Because it makes entropy vanish. If you differentiate G directly you get (∂G/∂T)_P = −S, so the slope still contains the messy, temperature-dependent entropy. But the quotient rule applied to G/T conveniently cancels the −S term: ∂(G/T)/∂T = (1/T)(∂G/∂T) − G/T² = −S/T − (H−TS)/T² = −H/T². Only enthalpy survives. Dividing by T is the algebraic trick that isolates ΔH.
What is the difference between the Gibbs-Helmholtz and van 't Hoff equations?
They are the same statement wearing two costumes. Gibbs-Helmholtz, ∂(ΔG°/T)/∂T = −ΔH°/T², is written in free energy. Substitute the defining relation ΔG° = −RT ln K and you immediately get the van 't Hoff equation, d(ln K)/dT = ΔH°/RT². The van 't Hoff form is what you use when you have equilibrium constants; the Gibbs-Helmholtz form is what you use when you have free energies directly (electrochemical cells, formation data).
Can I assume ΔH is constant when I integrate the equation?

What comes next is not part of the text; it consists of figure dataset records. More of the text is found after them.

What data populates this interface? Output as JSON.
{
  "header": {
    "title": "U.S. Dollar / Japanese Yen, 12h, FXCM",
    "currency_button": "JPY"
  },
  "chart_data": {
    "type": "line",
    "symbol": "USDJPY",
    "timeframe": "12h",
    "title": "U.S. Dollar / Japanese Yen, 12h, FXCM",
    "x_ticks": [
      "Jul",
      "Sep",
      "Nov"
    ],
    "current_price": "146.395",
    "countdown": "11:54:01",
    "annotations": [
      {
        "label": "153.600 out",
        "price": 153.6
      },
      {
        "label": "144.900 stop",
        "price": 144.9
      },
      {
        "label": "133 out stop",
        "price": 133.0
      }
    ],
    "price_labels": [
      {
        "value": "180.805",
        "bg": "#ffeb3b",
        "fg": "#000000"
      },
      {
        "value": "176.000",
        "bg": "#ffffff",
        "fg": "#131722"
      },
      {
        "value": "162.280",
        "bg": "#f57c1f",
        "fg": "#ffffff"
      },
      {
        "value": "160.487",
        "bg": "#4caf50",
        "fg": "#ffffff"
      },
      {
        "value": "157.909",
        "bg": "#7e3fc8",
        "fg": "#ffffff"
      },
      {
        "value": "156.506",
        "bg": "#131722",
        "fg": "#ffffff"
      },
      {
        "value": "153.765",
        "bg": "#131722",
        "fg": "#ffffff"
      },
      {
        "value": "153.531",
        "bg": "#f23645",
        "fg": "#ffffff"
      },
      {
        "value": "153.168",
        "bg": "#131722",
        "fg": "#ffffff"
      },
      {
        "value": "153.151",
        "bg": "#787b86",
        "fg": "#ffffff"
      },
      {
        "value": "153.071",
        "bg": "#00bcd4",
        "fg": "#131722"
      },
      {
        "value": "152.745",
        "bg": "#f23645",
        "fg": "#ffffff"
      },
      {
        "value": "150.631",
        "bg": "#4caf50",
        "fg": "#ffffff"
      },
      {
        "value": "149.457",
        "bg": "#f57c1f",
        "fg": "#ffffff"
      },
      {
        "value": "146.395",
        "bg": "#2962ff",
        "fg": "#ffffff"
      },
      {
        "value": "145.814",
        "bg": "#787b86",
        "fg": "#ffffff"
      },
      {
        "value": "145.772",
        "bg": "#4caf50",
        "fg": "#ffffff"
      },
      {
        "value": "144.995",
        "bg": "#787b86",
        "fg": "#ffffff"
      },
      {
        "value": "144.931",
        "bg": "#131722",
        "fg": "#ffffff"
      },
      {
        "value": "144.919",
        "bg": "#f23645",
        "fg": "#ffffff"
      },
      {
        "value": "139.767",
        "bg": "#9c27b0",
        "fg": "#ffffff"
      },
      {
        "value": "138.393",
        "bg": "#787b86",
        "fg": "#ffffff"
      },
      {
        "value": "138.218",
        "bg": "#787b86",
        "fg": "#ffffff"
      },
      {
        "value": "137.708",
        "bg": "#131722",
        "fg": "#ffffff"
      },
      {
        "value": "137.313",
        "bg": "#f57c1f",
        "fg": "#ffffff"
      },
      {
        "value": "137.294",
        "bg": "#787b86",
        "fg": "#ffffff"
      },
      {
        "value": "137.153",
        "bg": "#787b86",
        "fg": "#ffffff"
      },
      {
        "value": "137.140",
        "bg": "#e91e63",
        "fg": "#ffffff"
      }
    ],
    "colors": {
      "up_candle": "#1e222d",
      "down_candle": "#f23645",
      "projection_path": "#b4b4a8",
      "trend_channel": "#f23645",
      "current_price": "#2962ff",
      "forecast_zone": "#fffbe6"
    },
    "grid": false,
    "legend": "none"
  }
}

Over a narrow temperature window, yes — this gives the clean integrated form ΔG₂/T₂ − ΔG₁/T₁ = ΔH(1/T₂ − 1/T₁). But ΔH itself drifts with temperature because reactants and products have different heat capacities: (∂ΔH/∂T)_P = ΔCp (Kirchhoff's law). Over 100 K or more, or across a phase change, you must carry ΔCp explicitly. Assuming constant ΔH from 298 K to 1000 K can introduce errors of several kJ/mol.
Does the Gibbs-Helmholtz equation predict spontaneity?

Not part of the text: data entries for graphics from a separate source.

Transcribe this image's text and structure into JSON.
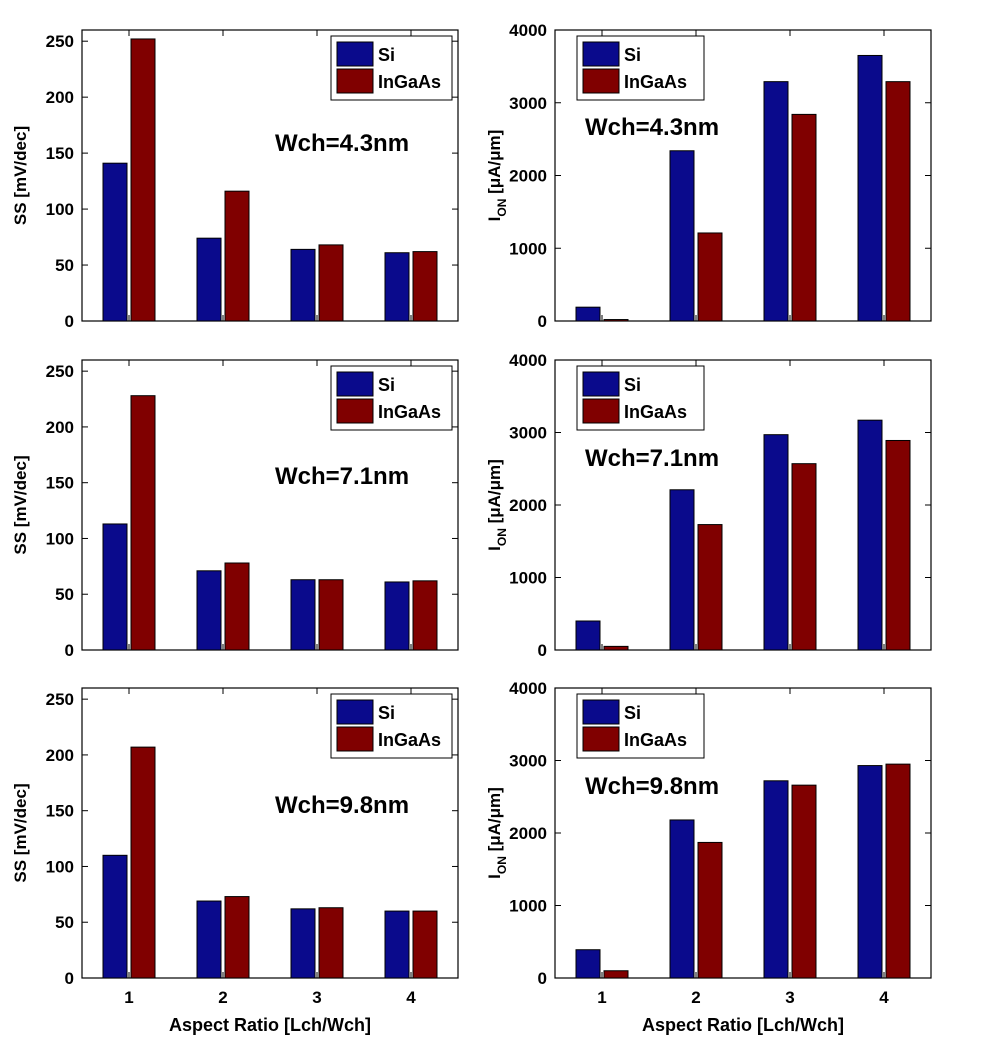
{
  "colors": {
    "Si": "#0a0a8c",
    "InGaAs": "#800000"
  },
  "chart_data": [
    {
      "type": "bar",
      "panel": "ss-4.3",
      "categories": [
        "1",
        "2",
        "3",
        "4"
      ],
      "series": [
        {
          "name": "Si",
          "values": [
            141,
            74,
            64,
            61
          ]
        },
        {
          "name": "InGaAs",
          "values": [
            252,
            116,
            68,
            62
          ]
        }
      ],
      "annotation": "Wch=4.3nm",
      "xlabel": "",
      "ylabel": "SS [mV/dec]",
      "ylim": [
        0,
        260
      ],
      "yticks": [
        0,
        50,
        100,
        150,
        200,
        250
      ],
      "legend_position": "top-right"
    },
    {
      "type": "bar",
      "panel": "ion-4.3",
      "categories": [
        "1",
        "2",
        "3",
        "4"
      ],
      "series": [
        {
          "name": "Si",
          "values": [
            190,
            2340,
            3290,
            3650
          ]
        },
        {
          "name": "InGaAs",
          "values": [
            20,
            1210,
            2840,
            3290
          ]
        }
      ],
      "annotation": "Wch=4.3nm",
      "xlabel": "",
      "ylabel": {
        "main": "I",
        "sub": "ON",
        "unit": " [μA/μm]"
      },
      "ylim": [
        0,
        4000
      ],
      "yticks": [
        0,
        1000,
        2000,
        3000,
        4000
      ],
      "legend_position": "top-left"
    },
    {
      "type": "bar",
      "panel": "ss-7.1",
      "categories": [
        "1",
        "2",
        "3",
        "4"
      ],
      "series": [
        {
          "name": "Si",
          "values": [
            113,
            71,
            63,
            61
          ]
        },
        {
          "name": "InGaAs",
          "values": [
            228,
            78,
            63,
            62
          ]
        }
      ],
      "annotation": "Wch=7.1nm",
      "xlabel": "",
      "ylabel": "SS [mV/dec]",
      "ylim": [
        0,
        260
      ],
      "yticks": [
        0,
        50,
        100,
        150,
        200,
        250
      ],
      "legend_position": "top-right"
    },
    {
      "type": "bar",
      "panel": "ion-7.1",
      "categories": [
        "1",
        "2",
        "3",
        "4"
      ],
      "series": [
        {
          "name": "Si",
          "values": [
            400,
            2210,
            2970,
            3170
          ]
        },
        {
          "name": "InGaAs",
          "values": [
            50,
            1730,
            2570,
            2890
          ]
        }
      ],
      "annotation": "Wch=7.1nm",
      "xlabel": "",
      "ylabel": {
        "main": "I",
        "sub": "ON",
        "unit": " [μA/μm]"
      },
      "ylim": [
        0,
        4000
      ],
      "yticks": [
        0,
        1000,
        2000,
        3000,
        4000
      ],
      "legend_position": "top-left"
    },
    {
      "type": "bar",
      "panel": "ss-9.8",
      "categories": [
        "1",
        "2",
        "3",
        "4"
      ],
      "series": [
        {
          "name": "Si",
          "values": [
            110,
            69,
            62,
            60
          ]
        },
        {
          "name": "InGaAs",
          "values": [
            207,
            73,
            63,
            60
          ]
        }
      ],
      "annotation": "Wch=9.8nm",
      "xlabel": "Aspect Ratio [Lch/Wch]",
      "ylabel": "SS [mV/dec]",
      "ylim": [
        0,
        260
      ],
      "yticks": [
        0,
        50,
        100,
        150,
        200,
        250
      ],
      "legend_position": "top-right"
    },
    {
      "type": "bar",
      "panel": "ion-9.8",
      "categories": [
        "1",
        "2",
        "3",
        "4"
      ],
      "series": [
        {
          "name": "Si",
          "values": [
            390,
            2180,
            2720,
            2930
          ]
        },
        {
          "name": "InGaAs",
          "values": [
            100,
            1870,
            2660,
            2950
          ]
        }
      ],
      "annotation": "Wch=9.8nm",
      "xlabel": "Aspect Ratio [Lch/Wch]",
      "ylabel": {
        "main": "I",
        "sub": "ON",
        "unit": " [μA/μm]"
      },
      "ylim": [
        0,
        4000
      ],
      "yticks": [
        0,
        1000,
        2000,
        3000,
        4000
      ],
      "legend_position": "top-left"
    }
  ]
}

Not directly — spontaneity is the sign of ΔG itself, not its temperature derivative. What Gibbs-Helmholtz tells you is which direction ΔG moves as you heat or cool. For an endothermic process (ΔH > 0), ΔG/T decreases as T rises, so ΔG becomes more negative — heating favors it. For an exothermic process (ΔH < 0), heating pushes ΔG the other way. This is the quantitative engine behind Le Chatelier's temperature rule.
How do you measure ΔH using the Gibbs-Helmholtz equation?
Plot ΔG/T against 1/T. The equation rearranges to a straight line, ∂(ΔG/T)/∂(1/T) = ΔH, so the slope of ΔG/T versus 1/T is the enthalpy. In practice chemists more often plot ln K against 1/T (the van 't Hoff plot), whose slope is −ΔH°/R. Either way you extract a calorimetry-free enthalpy purely from how a free energy or equilibrium constant responds to temperature.
Who were Gibbs and Helmholtz and why is the equation named for both?
Josiah Willard Gibbs, the Yale physicist who founded chemical thermodynamics, laid out the free-energy formalism in his 1876–1878 memoir "On the Equilibrium of Heterogeneous Substances." Hermann von Helmholtz, the German physiologist-turned-physicist, published the same free-energy/enthalpy relation independently in his 1882 paper on the thermodynamics of chemical processes, where he coined "free energy" (freie Energie). The equation carries both names because they arrived at it from different directions within a few years of each other.